Tuesday, October 20, 2009

XCode 3.x

I've been coming up to speed on iPhone development and thought I'd share some of my experiences.

The first is that Beginning iPhone 3 Development is a very useful starting point. I tried a couple of other resources but finally settled on this. I do like books better than video when learning a new environment but this book also has the advantage of being up-to-date and accurate. I hate trying to learn an environment/languiage when the examples are wrong! Beginning iPhone 3 Development employed a technical reviewer who worked and verified all of the examples. Shouldn't every book like this have a technical reviewer? -- the world would be a better place.

A few observations on the development environment, which although reasonable is a bit more primitive than netbeans or eclipse, especially around refactoring
renaming a class/header file doesn't rename all of the imports throughout the project, and there isn't a "Refactoring" capability that I've found that does this.

The C aspects certainly harken back to an earlier era, e.g., one has to define a function in a .m file and declare it in a .h file for it to work correctly. At least Code Sense minimizes the chances for mistyping in this case.

XCode only allows you to view the interface specification (the .xib file) via the interface builder--however it is useful to realize that the .xib file is really an xml file that can be viewed in a normal text editor e.g., emacs.

Misspellings count and don't seem to generate errors:
  • Surprised that Code Sense doesn't prompt when overriding methods from the superclasses, which causes the the classic "why wasn't this method called debugging session"

  • Similarly the compiler doesn't tell if you're calling undefined methods

  • Misspelling accessor e.g.,
    childController.tltle = prez.name;
    childController.title = prez.name;
    gets the error: request for member ‘tltle’ in something not a structure or a union

Also can't believe that there isn’t enough introspection so that you still have to do these:

#pragma mark NSCoding
-(void)encodeWithCoder:(NSCoder *)encoder{
[encoder encodeObject:field1 forKey:kField1Key];
[encoder encodeObject:field2 forKey:kField2Key];
[encoder encodeObject:field3 forKey:kField3Key];
[encoder encodeObject:field4 forKey:kField4Key];
-(id)initWithCoder:(NSCoder *)decoder{
if(self = [super init]){
self.field1 = [decoder decodeObjectForKey:kField1Key];
self.field2 = [decoder decodeObjectForKey:kField2Key];
self.field3 = [decoder decodeObjectForKey:kField3Key];
self.field4 = [decoder decodeObjectForKey:kField4Key];
return self;
#pragma mark -
#pragma mark NSCopying
-(id)copyWithZone:(NSZone *)zone{
FourLines *copy = [[[self class] allocWithZone:zone] init];
copy.field1 = [[self.field1 copyWithZone:zone] autorelease];
copy.field2 = [[self.field2 copyWithZone:zone] autorelease];
copy.field3 = [[self.field3 copyWithZone:zone] autorelease];
copy.field4 = [[self.field4 copyWithZone:zone] autorelease];

On The Bright Side

@synthesize obviates a lot of useless typing.

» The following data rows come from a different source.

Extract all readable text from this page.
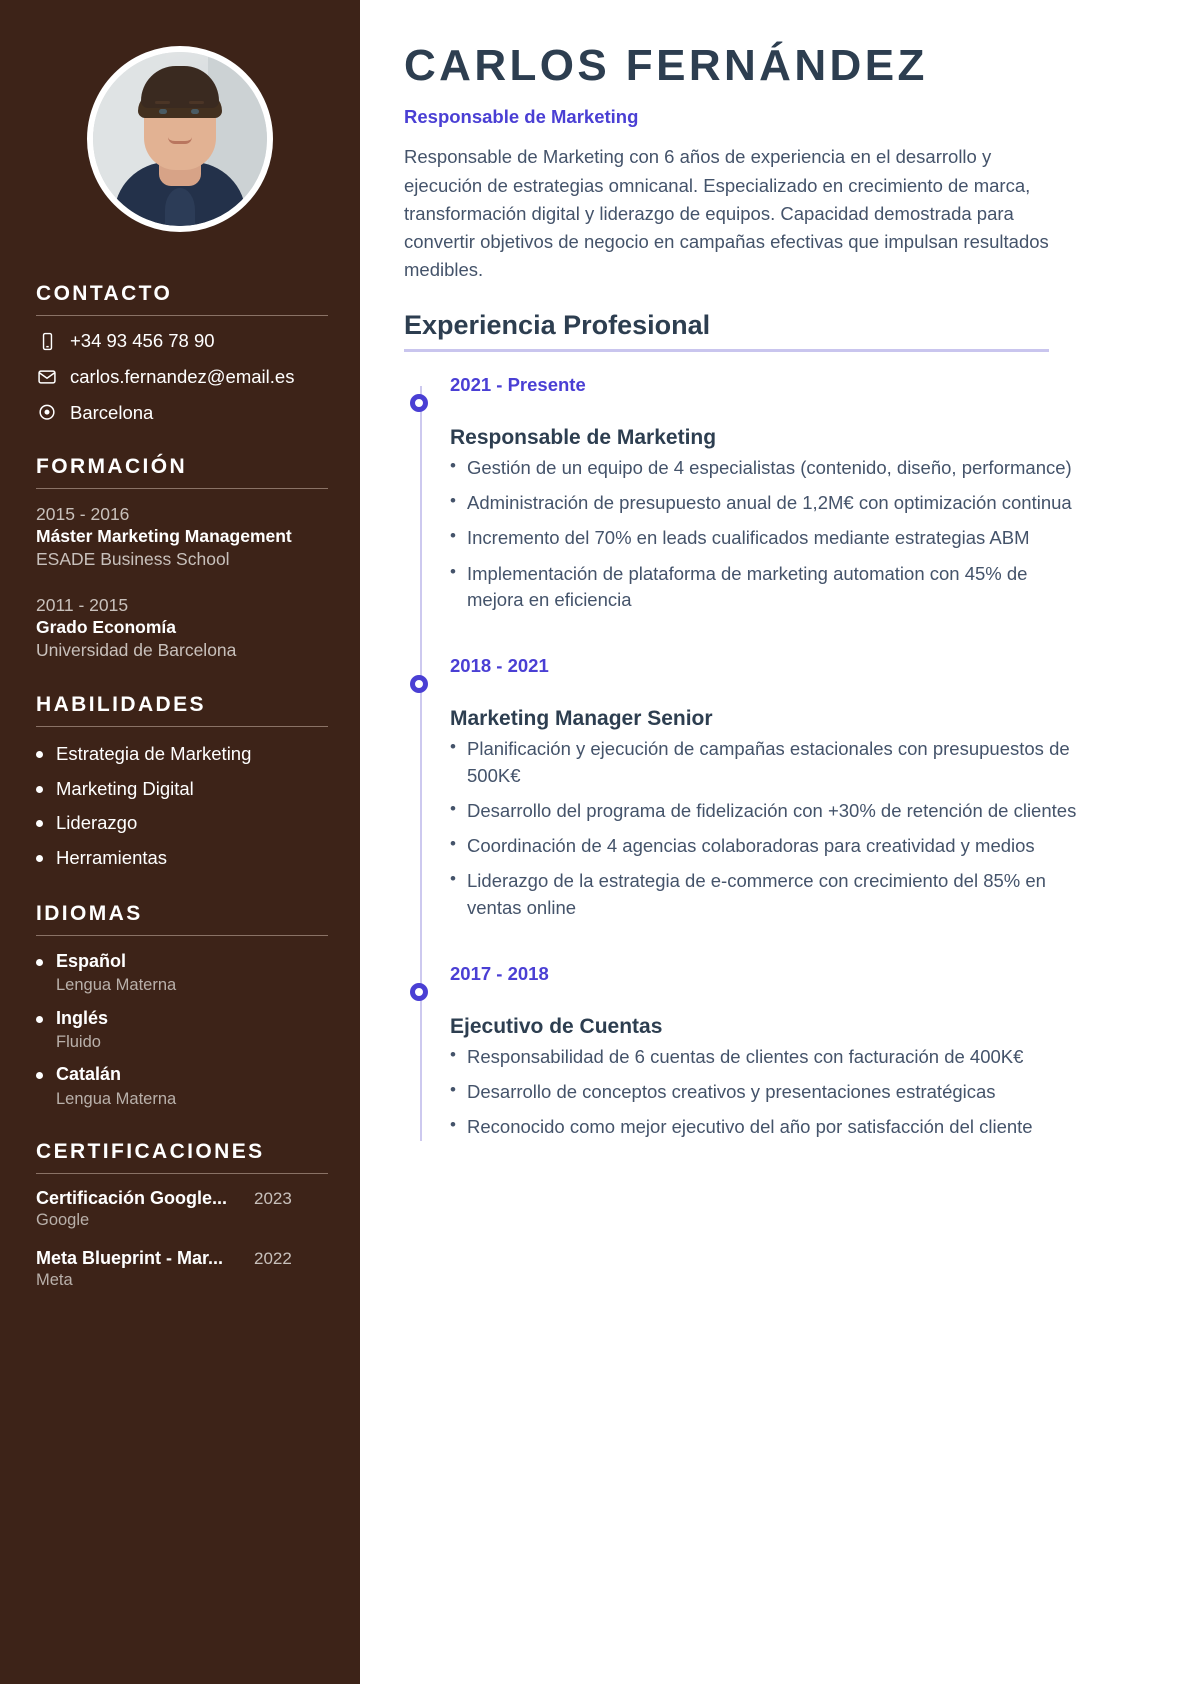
CONTACTO
+34 93 456 78 90
carlos.fernandez@email.es
Barcelona
FORMACIÓN
2015 - 2016
Máster Marketing Management
ESADE Business School
2011 - 2015
Grado Economía
Universidad de Barcelona
HABILIDADES
Estrategia de Marketing
Marketing Digital
Liderazgo
Herramientas
IDIOMAS
Español
Lengua Materna
Inglés
Fluido
Catalán
Lengua Materna
CERTIFICACIONES
Certificación Google...	2023
Google
Meta Blueprint - Mar...	2022
Meta
CARLOS FERNÁNDEZ
Responsable de Marketing

Responsable de Marketing con 6 años de experiencia en el desarrollo y ejecución de estrategias omnicanal. Especializado en crecimiento de marca, transformación digital y liderazgo de equipos. Capacidad demostrada para convertir objetivos de negocio en campañas efectivas que impulsan resultados medibles.

Experiencia Profesional
2021 - Presente
Responsable de Marketing
• Gestión de un equipo de 4 especialistas (contenido, diseño, performance)
• Administración de presupuesto anual de 1,2M€ con optimización continua
• Incremento del 70% en leads cualificados mediante estrategias ABM
• Implementación de plataforma de marketing automation con 45% de mejora en eficiencia
2018 - 2021
Marketing Manager Senior
• Planificación y ejecución de campañas estacionales con presupuestos de 500K€
• Desarrollo del programa de fidelización con +30% de retención de clientes
• Coordinación de 4 agencias colaboradoras para creatividad y medios
• Liderazgo de la estrategia de e-commerce con crecimiento del 85% en ventas online
2017 - 2018
Ejecutivo de Cuentas
• Responsabilidad de 6 cuentas de clientes con facturación de 400K€
• Desarrollo de conceptos creativos y presentaciones estratégicas
• Reconocido como mejor ejecutivo del año por satisfacción del cliente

Categories seem cool and I plan to explore them further. Categories let you add methods to an existing class -- the source code of the existing class is not required.

From the xcode 3.1 doc Categories

  • Provide a simple way of grouping related methods. Similar methods defined in different classes can be kept together in the same source file.

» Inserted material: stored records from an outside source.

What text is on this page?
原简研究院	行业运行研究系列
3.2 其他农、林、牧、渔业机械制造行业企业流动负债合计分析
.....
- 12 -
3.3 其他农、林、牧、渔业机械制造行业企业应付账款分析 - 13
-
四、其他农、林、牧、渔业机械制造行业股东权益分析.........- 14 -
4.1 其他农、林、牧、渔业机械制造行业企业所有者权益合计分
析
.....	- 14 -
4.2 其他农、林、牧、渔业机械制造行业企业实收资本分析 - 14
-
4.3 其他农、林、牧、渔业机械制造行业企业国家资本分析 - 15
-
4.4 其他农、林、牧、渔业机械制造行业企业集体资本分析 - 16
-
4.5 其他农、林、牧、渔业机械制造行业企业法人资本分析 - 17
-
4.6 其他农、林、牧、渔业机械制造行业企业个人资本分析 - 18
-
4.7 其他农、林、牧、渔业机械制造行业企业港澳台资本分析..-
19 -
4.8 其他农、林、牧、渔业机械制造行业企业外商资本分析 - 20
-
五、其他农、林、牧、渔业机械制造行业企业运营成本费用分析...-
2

  • Simplify the management of a large class when several developers contribute to the class definition.
    Let you achieve some of the benefits of incremental compilation for a very large class.

  • Can help improve locality of reference for commonly used methods.
    Enable you to configure a class differently for separate applications, without having to maintain different versions of the same source code.
    To declare informal protocols.
    See “Informal Protocols ,” as discussed under “Declaring Interfaces for Others to Implement.”

The doc also contains a suitable caveat:
Although the language currently allows you to use a category to override methods the class inherits, or even methods declared in the class interface, you are strongly discouraged from using this functionality. A category is not a substitute for a subclass.

That is, categories are powerful and can blow your foot off, the "power tool" version of shooting yourself in the foot, if you're not careful.

You can schedule actions to happen in the future and then cancel them when superseded by a subsequent user action.
[NSObject cancelPreviousPerformRequestsWithTarget:self selector:@selector(singleTap) object:nil];
[self performSelector:@selector(doubleTap) withObject:nil afterDelay:.4];

It is very nice to have that capability just "built in."